Between Two Worlds: How the English Became Americans

As an elementary school student growing up in Massachusetts, I was taught that a group calling themselves the Pilgrims, fleeing religious persecution in England, landed on Plymouth Rock in 1620 and — with the help of empathetic Indians — built a home in the wilderness.

It was the only introduction I was to be given into the vastly complex process by which the British Empire claimed, settled, and exploited America and points south, from Newfoundland to New England, the Mid-Atlantic Region, the southern colonies, and the islands of the Caribbean.

Dissecting and distilling the English settlement of the New World into a comprehensive, readable, and palatable history is indeed a daunting challenge, but it is one that Malcolm Gaskill, author of Between Two Worlds: How the English Became Americans, has met and more than overcome.

From the very beginning, Gaskill makes it clear that there was no specific “type” of English settler in the early 17th century. The lure of the New World drew a motley collection of businessmen, soldiers, explorers, laborers, and planters, with more than a smattering of ne’er-do-wells.

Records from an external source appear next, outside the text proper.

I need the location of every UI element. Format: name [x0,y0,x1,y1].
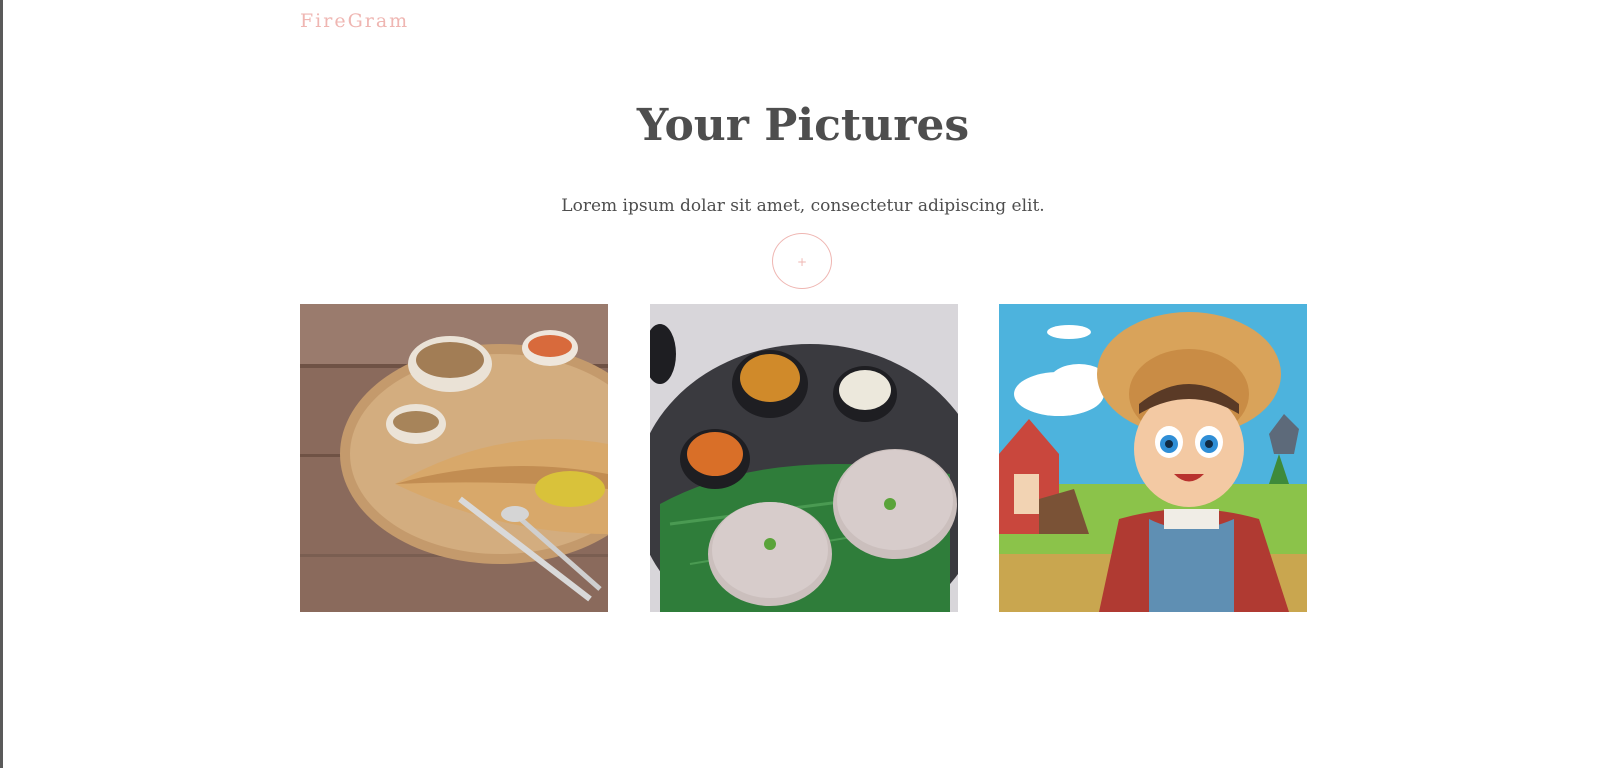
page-subtitle: Lorem ipsum dolar sit amet, consectetur … [561,196,1045,216]
app-logo[interactable]: FireGram [300,10,409,32]
idli-image [650,304,958,612]
dosa-image [300,304,608,612]
page-title: Your Pictures [636,100,970,151]
image-gallery [300,304,1307,612]
gallery-image-dosa[interactable] [300,304,608,612]
gallery-image-idli[interactable] [650,304,958,612]
upload-button[interactable]: + [772,233,832,289]
app-root: FireGram Your Pictures Lorem ipsum dolar… [0,0,1600,768]
farmer-image [999,304,1307,612]
gallery-image-farmer[interactable] [999,304,1307,612]
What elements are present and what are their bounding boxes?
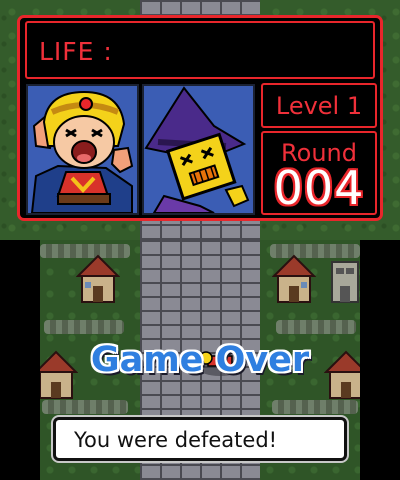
level-box: Level 1 xyxy=(261,83,377,128)
life-label: LIFE : xyxy=(39,37,113,66)
bottom-screen: Game Over You were defeated! xyxy=(0,240,400,480)
wizard-enemy-portrait-icon xyxy=(142,84,255,215)
defeat-message: You were defeated! xyxy=(74,428,278,452)
defeated-hero-portrait-icon xyxy=(26,84,139,215)
round-number: 004 xyxy=(273,161,365,215)
hedge xyxy=(44,320,124,334)
life-bar: LIFE : xyxy=(25,21,375,79)
house-icon xyxy=(272,254,316,303)
house-icon xyxy=(76,254,120,303)
game-over-title: Game Over xyxy=(90,340,310,380)
hedge xyxy=(272,400,358,414)
hud-panel: LIFE : Level 1 Round 004 xyxy=(17,15,383,221)
level-indicator: Level 1 xyxy=(275,92,363,120)
top-screen: LIFE : Level 1 Round 004 xyxy=(0,0,400,240)
hedge xyxy=(276,320,356,334)
stone-house-icon xyxy=(331,261,359,303)
message-box[interactable]: You were defeated! xyxy=(53,417,347,461)
hedge xyxy=(42,400,128,414)
round-box: Round 004 xyxy=(261,131,377,215)
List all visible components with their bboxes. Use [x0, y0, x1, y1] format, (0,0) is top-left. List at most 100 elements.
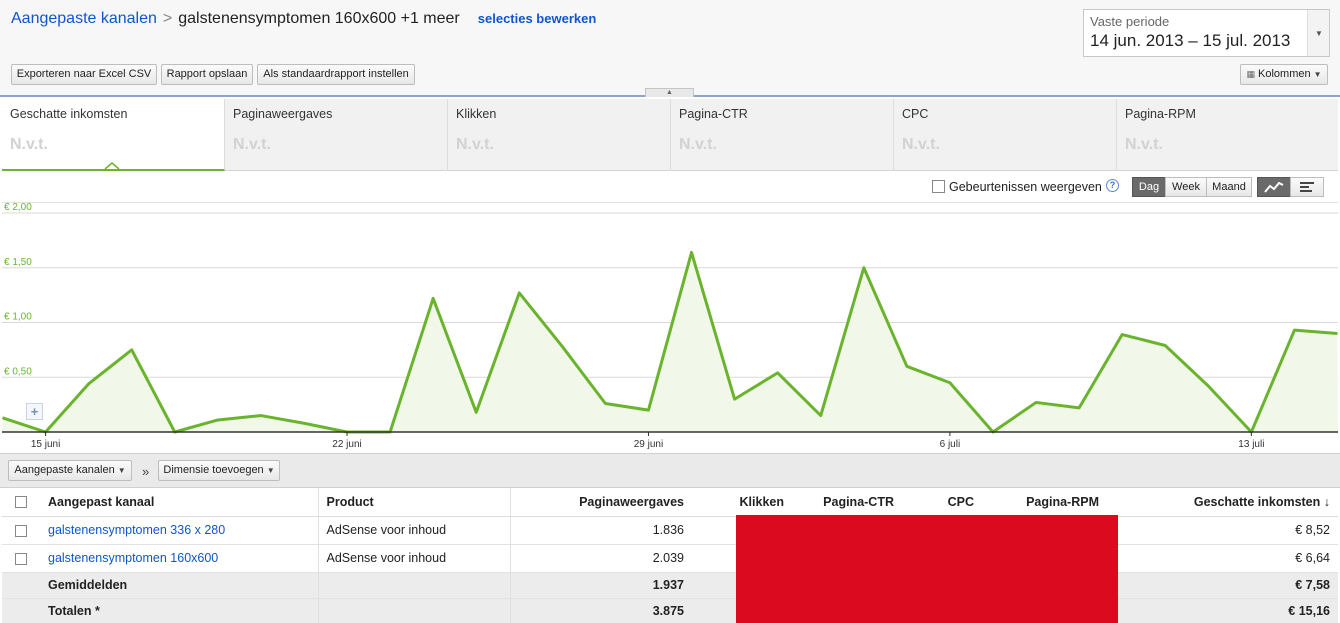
set-default-report-button[interactable]: Als standaardrapport instellen [257, 64, 415, 85]
add-dimension-dropdown[interactable]: Dimensie toevoegen ▼ [158, 460, 280, 481]
export-csv-button[interactable]: Exporteren naar Excel CSV [11, 64, 157, 85]
column-header-earnings[interactable]: Geschatte inkomsten ↓ [1107, 488, 1338, 517]
granularity-day-button[interactable]: Dag [1132, 177, 1166, 197]
earnings-chart: € 2,00 € 1,50 € 1,00 € 0,50 15 juni 22 juni 29… [2, 203, 1338, 453]
tab-label: Pagina-RPM [1125, 107, 1196, 121]
tab-clicks[interactable]: Klikken N.v.t. [448, 99, 671, 171]
averages-label: Gemiddelden [40, 572, 319, 599]
empty-cell [2, 572, 40, 599]
earnings-cell: € 6,64 [1107, 544, 1338, 573]
tab-value: N.v.t. [1125, 136, 1163, 153]
dimension-dropdown[interactable]: Aangepaste kanalen ▼ [8, 460, 132, 481]
table-row: galstenensymptomen 160x600 AdSense voor … [2, 544, 1338, 573]
chevron-up-icon: ▲ [666, 89, 673, 96]
column-header-page-rpm[interactable]: Pagina-RPM [982, 488, 1107, 517]
channel-cell: galstenensymptomen 160x600 [40, 544, 319, 573]
show-events-label: Gebeurtenissen weergeven [949, 180, 1102, 194]
pageviews-cell: 2.039 [510, 544, 692, 573]
averages-pageviews: 1.937 [510, 572, 692, 599]
breadcrumb: Aangepaste kanalen > galstenensymptomen 16… [11, 10, 596, 28]
chevron-down-icon: ▼ [117, 466, 126, 475]
chevron-down-icon: ▼ [266, 466, 275, 475]
active-tab-caret-icon [104, 162, 120, 170]
tab-label: Klikken [456, 107, 497, 121]
column-header-page-ctr[interactable]: Pagina-CTR [792, 488, 902, 517]
x-tick-label: 13 juli [1238, 439, 1264, 450]
tab-estimated-earnings[interactable]: Geschatte inkomsten N.v.t. [2, 99, 225, 171]
y-tick-label: € 1,50 [4, 257, 32, 268]
earnings-cell: € 8,52 [1107, 516, 1338, 545]
tab-cpc[interactable]: CPC N.v.t. [894, 99, 1117, 171]
date-range-dropdown[interactable]: ▼ [1307, 10, 1329, 56]
bar-chart-view-button[interactable] [1290, 177, 1324, 197]
y-tick-label: € 1,00 [4, 312, 32, 323]
columns-label: Kolommen [1258, 68, 1311, 80]
totals-pageviews: 3.875 [510, 598, 692, 623]
table-header-row: Aangepast kanaal Product Paginaweergaves… [2, 488, 1338, 517]
x-tick-label: 6 juli [940, 439, 961, 450]
dimension-bar: Aangepaste kanalen ▼ » Dimensie toevoegen… [0, 453, 1340, 488]
pageviews-cell: 1.836 [510, 516, 692, 545]
metric-tabs: Geschatte inkomsten N.v.t. Paginaweergav… [2, 99, 1338, 171]
tab-value: N.v.t. [456, 136, 494, 153]
tab-page-ctr[interactable]: Pagina-CTR N.v.t. [671, 99, 894, 171]
tab-value: N.v.t. [902, 136, 940, 153]
line-chart-icon [1264, 181, 1284, 193]
column-header-cpc[interactable]: CPC [902, 488, 982, 517]
tab-page-rpm[interactable]: Pagina-RPM N.v.t. [1117, 99, 1338, 171]
product-cell: AdSense voor inhoud [318, 516, 511, 545]
tab-pageviews[interactable]: Paginaweergaves N.v.t. [225, 99, 448, 171]
averages-row: Gemiddelden 1.937 € 7,58 [2, 572, 1338, 599]
row-select-cell [2, 544, 40, 573]
totals-earnings: € 15,16 [1107, 598, 1338, 623]
column-header-pageviews[interactable]: Paginaweergaves [510, 488, 692, 517]
earnings-chart-svg: € 2,00 € 1,50 € 1,00 € 0,50 15 juni 22 juni 29… [2, 203, 1338, 450]
totals-row: Totalen * 3.875 € 15,16 [2, 598, 1338, 623]
chevron-down-icon: ▼ [1313, 70, 1322, 79]
row-checkbox[interactable] [15, 552, 27, 565]
y-tick-label: € 0,50 [4, 366, 32, 377]
add-annotation-icon[interactable]: + [26, 403, 43, 420]
tab-label: Paginaweergaves [233, 107, 333, 121]
date-range-picker[interactable]: Vaste periode 14 jun. 2013 – 15 jul. 201… [1083, 9, 1330, 57]
channel-cell: galstenensymptomen 336 x 280 [40, 516, 319, 545]
tab-label: Geschatte inkomsten [10, 107, 128, 121]
drilldown-arrow: » [142, 464, 150, 479]
columns-button[interactable]: ▦ Kolommen ▼ [1240, 64, 1328, 85]
x-tick-label: 22 juni [332, 439, 361, 450]
add-dimension-label: Dimensie toevoegen [163, 464, 264, 476]
column-header-channel[interactable]: Aangepast kanaal [40, 488, 319, 517]
breadcrumb-separator: > [162, 10, 173, 27]
tab-label: Pagina-CTR [679, 107, 748, 121]
x-tick-label: 29 juni [634, 439, 663, 450]
tab-label: CPC [902, 107, 929, 121]
show-events-checkbox[interactable] [932, 180, 945, 193]
granularity-month-button[interactable]: Maand [1206, 177, 1252, 197]
select-all-cell [2, 488, 40, 517]
breadcrumb-root-link[interactable]: Aangepaste kanalen [11, 10, 157, 27]
collapse-header-toggle[interactable]: ▲ [645, 88, 694, 97]
granularity-week-button[interactable]: Week [1165, 177, 1207, 197]
dimension-label: Aangepaste kanalen [14, 464, 115, 476]
tab-value: N.v.t. [10, 136, 48, 153]
chart-toolbar: Gebeurtenissen weergeven ? Dag Week Maan… [2, 172, 1338, 203]
channel-link[interactable]: galstenensymptomen 160x600 [48, 551, 218, 565]
date-range-label: Vaste periode [1090, 14, 1170, 29]
averages-earnings: € 7,58 [1107, 572, 1338, 599]
empty-cell [318, 572, 511, 599]
totals-label: Totalen * [40, 598, 319, 623]
channel-link[interactable]: galstenensymptomen 336 x 280 [48, 523, 225, 537]
select-all-checkbox[interactable] [15, 496, 27, 509]
column-header-product[interactable]: Product [318, 488, 511, 517]
save-report-button[interactable]: Rapport opslaan [161, 64, 253, 85]
columns-icon: ▦ [1246, 69, 1255, 79]
column-header-clicks[interactable]: Klikken [692, 488, 792, 517]
help-icon[interactable]: ? [1106, 179, 1119, 192]
earnings-area [2, 252, 1338, 432]
edit-selections-link[interactable]: selecties bewerken [478, 11, 597, 26]
tab-value: N.v.t. [679, 136, 717, 153]
row-checkbox[interactable] [15, 524, 27, 537]
table-row: galstenensymptomen 336 x 280 AdSense voo… [2, 516, 1338, 545]
line-chart-view-button[interactable] [1257, 177, 1291, 197]
bar-chart-icon [1300, 182, 1314, 192]
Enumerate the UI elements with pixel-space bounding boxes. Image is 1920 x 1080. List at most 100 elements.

It attracted poor folk who indentured themselves with no concept of the fresh hell that awaited them. And it included a handful of men who — after a night in the tavern — found themselves inexplicably shipped aboard a vessel bound for a distant, savage land.

As Gaskill points out, “Some were coerced, including reprieved felons, prisoners of war, kidnapped children, and adolescents put into service.” The very first page of his extensive work includes the deceptively simple statement, “There was no single America.”

Gaskill is an Englishman writing about the settlement of America, but he focuses equally on those who remained in England and sought to make their fortunes by investing in the promise of the uncharted land across the sea. They were, he writes, “adventurers” in their own right, and while some prospered, many others were ruined.

Occasionally, these generally stay-at-home entrepreneurs ventured forth to take their place among the settlers. One such figure was Edward Maria Wingfield, a man of impeccable political connections and a member of the Virginia Company who — after handpicking his colonists — accompanied them to the New World as governor of their prospective colony.

He chose the site of Jamestown — a marshy, mosquito-ridden patch of ground fronting a brackish river, on which sewage returned with the incoming tide. With no fresh springs from which to draw, the settlers were forced to drink the river water, “which was at floud verie salt, at low tide full of slime and filth.”

And then there were the Indians, who answered the Englishmen’s arrogance and superior attitude with knives, hatchets, and volleys of arrows. To fully appreciate the horror of an Indian attack, the author wisely lets a survivor describe the bloody outbreak of Virginia’s Tidewater War: “‘Not being content with taking away life alone,’ wrote Edward Waterhouse, the Virginia Company secretary, ‘they fell againe upon the dead, making as well a fresh murder, defacing, dragging and mangling the dead carcasses into many pieces.’” 

Gaskill is skilled at placing the reader in the moment to share the fears and violence, as well as the smells, tastes, merciless heat, and brutal cold of thousands of miles of dense wilderness from which these naïve, often shell-shocked empire-builders chopped out an existence and established a part of England in America.

Beyond simply chronicling the varied enterprises by which Englishmen gained a foothold in the New World, Gaskill successfully argues that the very self-reliance upon which their survival depended would grow, over the course of nearly two centuries, into a fierce sense of independence that would ultimately win freedom for their descendants.

And in the process, he illustrates how, from the very first tenuous venture onto the exotic, deadly land of promise, their identities as Englishmen would subtly begin to transmogrify into something altogether new. Even without their own awareness, they would start to become Americans.

Between Two Worlds is a scholarly work that has the added benefit of being extremely well written — a combination that is always welcome in the realm of historical literature. Although Gaskill writes to support his premise, he never loses sight of the fact that he is telling a story, albeit a highly complex one. Ultimately, he conveys a respect for these flawed, often greedy, sometimes murderous, and generally self-serving interlopers.

“What does survive of Williams and Winthrop and thousands of other migrants,” he writes, “and which must never be ignored or denigrated, is their extraordinary courage. This, above all else, resounds across the centuries and should inspire us. The best way to remember the Pilgrim Fathers, it has been said, is to look at Plymouth Rock, then turn around to gaze at the vastness of the ocean whence they came.”

A writer and speaker by profession, Ron Soodalter has authored two books on American history, as well as nearly 200 articles for such publications as Smithsonian, the New York Times, American History, Civil War Times, and America’s Civil War. His article on the 1622 Tidewater Wars of Virginia appeared recently in Military History Quarterly.